For the address that designates a failed address, in the check_flag function we see at the end there is the if then check, which if it fails it will make a jump to 0x10fae:
00010f75 38 c2 CMP f,f
00010f77 75 35 JNZ LAB_00010fae
Which we can see that at the address it just exits. Since this code path is executed when we don't have the right input, I choose to use the address 0xfae:
LAB_00010fae XREF[1]: 00010f77(j)
00010fae 90 NOP
00010faf 8d 65 f4 LEA ESP=>local_10,[EBP + -0xc]
00010fb2 5b POP EBX
00010fb3 5e POP ESI
00010fb4 5f POP EDI
00010fb5 5d POP EBP
00010fb6 c3 RET
Now we need the instruction address that if it's executed, it means we have the correct input. For this I choose 0xf9a since that is the printf call that has been made if the loop has ran 19 times, and it probably is printing the flag (which means that this code path is ran when we have the correct input):
00010f98 89 f3 MOV EBX,ESI
00010f9a e8 b1 f6 CALL printf int printf(char * __format, ...)
ff ff
00010f9f 83 c4 10 ADD ESP,0x10
00010fa2 83 ec 0c SUB ESP,0xc
00010fa5 6a 00 PUSH 0x0
00010fa7 89 f3 MOV EBX,ESI
00010fa9 e8 f2 f6 CALL exit void exit(int __status)
ff ff
-- Flow Override: CALL_RETURN (CALL_TERMINATOR)
Also one last thing about the Angr script. We will set the enter state to be the start of the check_flag function. The reason for this being is if we were to start from the beginning of the binary, we would have to essentially brute force the binary because it checks if our input is equal to flag_buf, and it is initialized at 0 and incremented by 1 each time (so we would have to brute force it by entering 0, then 1, then 2 ...). Also since it expects our input in flag_buf, we will just establish our input and set flag_buf equal to our input. With that we have everything we need for our Angr Script:
import angr
import claripy
# Establish the project
target = angr.Project('icancount', auto_load_libs=False)

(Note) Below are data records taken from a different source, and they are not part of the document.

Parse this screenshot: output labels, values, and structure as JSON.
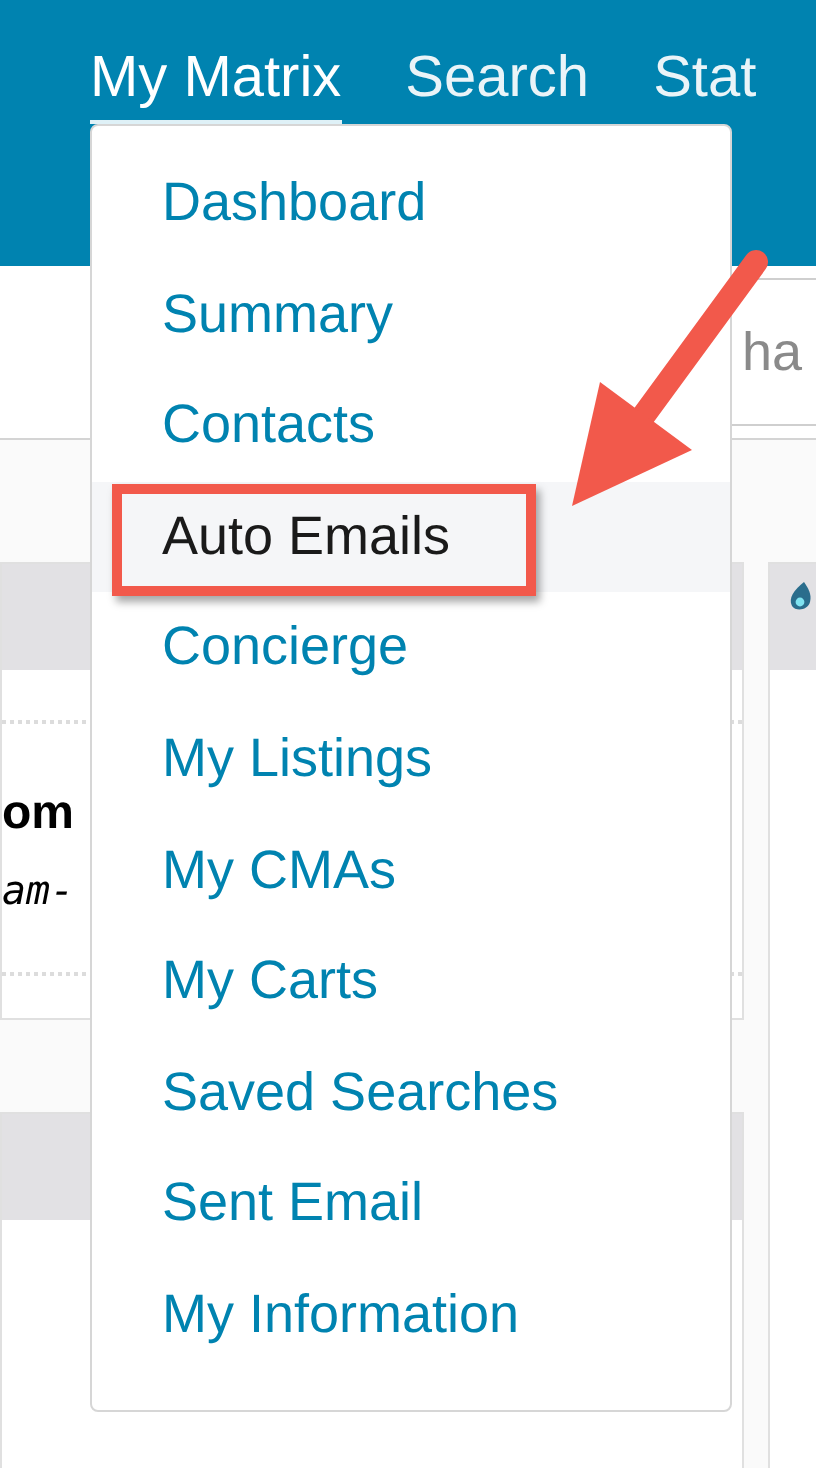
{
  "nav": [
    {
      "label": "My Matrix",
      "selected": true
    },
    {
      "label": "Search",
      "selected": false
    },
    {
      "label": "Stat",
      "selected": false
    }
  ],
  "search": {
    "placeholder": "ha"
  },
  "card": {
    "title_line": "om",
    "subtitle_line": "am-"
  },
  "menu": [
    {
      "label": "Dashboard",
      "selected": false
    },
    {
      "label": "Summary",
      "selected": false
    },
    {
      "label": "Contacts",
      "selected": false
    },
    {
      "label": "Auto Emails",
      "selected": true
    },
    {
      "label": "Concierge",
      "selected": false
    },
    {
      "label": "My Listings",
      "selected": false
    },
    {
      "label": "My CMAs",
      "selected": false
    },
    {
      "label": "My Carts",
      "selected": false
    },
    {
      "label": "Saved Searches",
      "selected": false
    },
    {
      "label": "Sent Email",
      "selected": false
    },
    {
      "label": "My Information",
      "selected": false
    }
  ]
}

# Because PIE is enabled, we have to grab the randomized addresses for various things
# Grab the address of flag_buf which stores our input
flag_buf = target.loader.find_symbol('flag_buf').rebased_addr
# Grab the address of the check_flag function which is where we will start
check_flag = target.loader.find_symbol('check_flag').rebased_addr
# Grab the instruction addresses which indicate either a success or a failure
desired_adr = 0xf9a + target.loader.main_object.min_addr
failed_adr = 0xfae + target.loader.main_object.min_addr
# Establish the entry state
entry_state = target.factory.blank_state(addr = check_flag)
# Establish our input, 0x13 bytes
inp = claripy.BVS('inp', 0x13*8)
# Assign the condition that each byte of our input must be between `0-9` (0x30 - 0x39)
for i in inp.chop(8):
entry_state.solver.add(entry_state.solver.And(i >= '0', i <= '9'))
# Set the memory region of flag_buf equal to our input
entry_state.memory.store(flag_buf, inp)
# Establish the simulation
simulation = target.factory.simulation_manager(entry_state)
# Setup the simulation with the addresses to specify a success / failure
simulation.use_technique(angr.exploration_techniques.Explorer(find = desired_adr, avoid = failed_adr))
# Run the simulation
simulation.run()
# Parse out the solution, and print it
flag_int = simulation.found[0].solver.eval(inp)
flag = ""
for i in xrange(19):
flag = chr(flag_int & 0xff) + flag
flag_int = flag_int >> 8
print "flag: PCTF{" + flag + "}"
When we run it:
$ python rev.py
WARNING | 2019-07-21 16:19:08,277 | angr.analyses.disassembly_utils | Your version of capstone does not support MIPS instruction groups.
WARNING | 2019-07-21 16:19:08,324 | cle.loader | The main binary is a position-independent executable. It is being loaded with a base address of 0x400000.
flag: PCTF{2052419606511006177}
Just like that, we captured the flag!